Cuando nos mudamos, yo era contador de
un banco; aunque mi verdadera pasión era el cine, no podía darme el lujo de
abandonar mi trabajo, a menos que consiguiera mantenerme y saldar mis deudas de
otra manera. Mariana estaba en una posición parecida: había estudiado arte en
la universidad y trabajaba como maestra de plástica de primaria. Si bien ir a
la escuela no le disgustaba, yo pensaba que los domingos se la veía mucho más
entusiasmada con sus lienzos.
Todo cambió el día que llegaron a la
vez el telegrama de despido y la citación del juzgado. Lucas, acá dice que te despidieron porque el
año pasado robaste fondos, dijo ella inclinada sobre mi hombro. En cuanto leí todo
lo que me entregaba, me puse pálido. No sólo la acusación era grave, también sus posibles consecuencias: si esto
avanzaba, podrían embargar mi departamento. Como sólo figuraba a mi nombre, la
única manera de que no me lo quitaran era que ya hubiera estado registrado como
bien de familia.
Esa noche, Mariana me hizo una
sugerencia. Su tío trabajaba en un registro civil y tenía amigos que podrían
ayudarnos por una cierta suma de dinero. Le dije, intentando no herirla, que ya
era tarde. No me hizo caso y continuó hablando: Lo que
te digo es que ellos pueden hacer que aparezca en los registros que ya
estábamos casados hace cuatro años y, con eso, van a poder decir que habíamos
hecho ese trámite que dijiste ni bien lo compramos como un matrimonio. La
idea era tentadora, pero peligrosa y probablemente carísima. Le recordé que ella podría caer conmigo por el
fraude; además, yo ya no tenía trabajo y me habían impedido el acceso a mis
cuentas, por lo que debíamos ahorrar. Sin embargo, el miedo a perder mi casa
hizo que terminara cediendo.
Por unos meses las cosas anduvieron
mal: tuve incontables reuniones con mis abogados y, para colmo, por la causa
era imposible conseguir otro empleo como contador.
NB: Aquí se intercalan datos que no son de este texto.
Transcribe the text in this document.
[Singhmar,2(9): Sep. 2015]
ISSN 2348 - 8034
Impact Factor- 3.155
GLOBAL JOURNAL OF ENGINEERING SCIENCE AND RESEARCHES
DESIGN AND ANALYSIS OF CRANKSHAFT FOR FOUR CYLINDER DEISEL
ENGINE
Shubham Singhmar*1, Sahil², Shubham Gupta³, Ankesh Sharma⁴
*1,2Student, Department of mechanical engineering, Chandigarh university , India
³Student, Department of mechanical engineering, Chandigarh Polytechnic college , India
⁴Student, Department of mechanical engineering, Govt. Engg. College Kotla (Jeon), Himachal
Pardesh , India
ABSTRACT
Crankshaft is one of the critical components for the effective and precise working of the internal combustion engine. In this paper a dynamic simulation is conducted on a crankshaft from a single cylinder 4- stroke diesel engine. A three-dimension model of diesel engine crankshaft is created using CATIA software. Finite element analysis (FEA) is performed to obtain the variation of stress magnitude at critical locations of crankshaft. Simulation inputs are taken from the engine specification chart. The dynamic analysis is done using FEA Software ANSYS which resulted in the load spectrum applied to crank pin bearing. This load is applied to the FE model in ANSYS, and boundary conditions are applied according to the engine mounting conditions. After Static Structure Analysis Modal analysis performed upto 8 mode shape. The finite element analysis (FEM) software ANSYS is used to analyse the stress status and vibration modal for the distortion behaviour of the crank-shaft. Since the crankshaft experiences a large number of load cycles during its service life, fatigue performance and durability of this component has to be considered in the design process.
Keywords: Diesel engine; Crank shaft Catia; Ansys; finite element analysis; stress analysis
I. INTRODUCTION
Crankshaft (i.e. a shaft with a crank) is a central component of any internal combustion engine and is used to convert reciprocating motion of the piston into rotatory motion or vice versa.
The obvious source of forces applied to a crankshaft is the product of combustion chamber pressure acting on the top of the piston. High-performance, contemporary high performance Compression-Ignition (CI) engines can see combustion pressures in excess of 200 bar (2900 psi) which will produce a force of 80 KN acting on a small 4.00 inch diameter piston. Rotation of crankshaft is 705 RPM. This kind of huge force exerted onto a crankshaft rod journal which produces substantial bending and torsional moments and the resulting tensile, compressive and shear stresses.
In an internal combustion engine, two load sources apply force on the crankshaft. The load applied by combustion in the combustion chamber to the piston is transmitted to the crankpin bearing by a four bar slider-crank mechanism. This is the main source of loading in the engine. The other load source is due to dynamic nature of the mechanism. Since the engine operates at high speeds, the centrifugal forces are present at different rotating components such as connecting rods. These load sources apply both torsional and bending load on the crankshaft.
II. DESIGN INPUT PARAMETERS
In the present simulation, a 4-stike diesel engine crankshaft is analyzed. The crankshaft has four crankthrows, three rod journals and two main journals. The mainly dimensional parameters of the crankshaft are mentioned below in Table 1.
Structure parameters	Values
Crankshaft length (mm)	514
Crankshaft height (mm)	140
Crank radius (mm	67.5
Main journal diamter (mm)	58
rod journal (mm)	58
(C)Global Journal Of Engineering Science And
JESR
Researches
Mientras tanto, Mariana encontró
una manera de mantenerme ocupado: si nos habíamos casado, entonces deberíamos
tener fotos y videos del momento en el que sucedió. Entre ambos, inventamos la
historia de la celebración íntima y espontánea que supuestamente habíamos
tenido en aquellas vacaciones cordobesas. Debía ser tierna, dulce y creíble a la vez; aparte, había
que encontrar una buena razón que justificara haber mantenido todo en secreto.
Le pregunté directamente
cómo deseaba que se lo hubiera propuesto y contestó con detalles tan claros que
por un instante me sentí culpable de haberle quitado la posibilidad de vivirlo:
De día, para ser originales, yo no debería
haberlo esperado exactamente en ese momento, pero sí darme cuenta de que pronto
lo harías; tendrías que haberte puesto el traje que usaste el día que viniste a
buscarme a la escuela por primera vez y el anillo debería haber tenido una
piedra anaranjada porque es mi color favorito. Así llegamos a la idea de una
propuesta inesperada en el medio de las sierras al mediodía, una pequeña ceremonia espontánea esa misma tarde y un ligero
arrepentimiento durante la noche: nuestros padres y amigos se enojarían
terriblemente si supieran que nos habíamos casado sin ellos. Sólo lo
contaríamos porque, ante un pequeñísimo incidente en el banco, había que probar
que el departamento no podía ser embargado. Le prometí a Mariana que le compraría el anillo
que había descripto durante los próximos días,
pero no quiso; dijo que ella se encargaría de esa parte porque yo jamás lo
vería como lo imaginaba. Mi trabajo era simplemente montar algunas fotos de
aquel tiempo para que parecieran posteriores a una boda íntima y discreta con
apenas dos huéspedes
de la hostería como testigos. Cuando terminé, me di cuenta de que tenía talento
para esa clase de tareas.
Unas semanas después el tío de Mariana la llamó y dijo
que todo había sido un éxito.
En mi declaración expliqué que el retraso del envío del certificado matrimonial desde
Córdoba había causado que se demorara en Buenos Aires el trámite del bien de
familia. Por supuesto, no todo fue tan simple; el banco estaba dispuesto a
demostrar la falsedad de esos registros y, por supuesto, mi conducta criminal.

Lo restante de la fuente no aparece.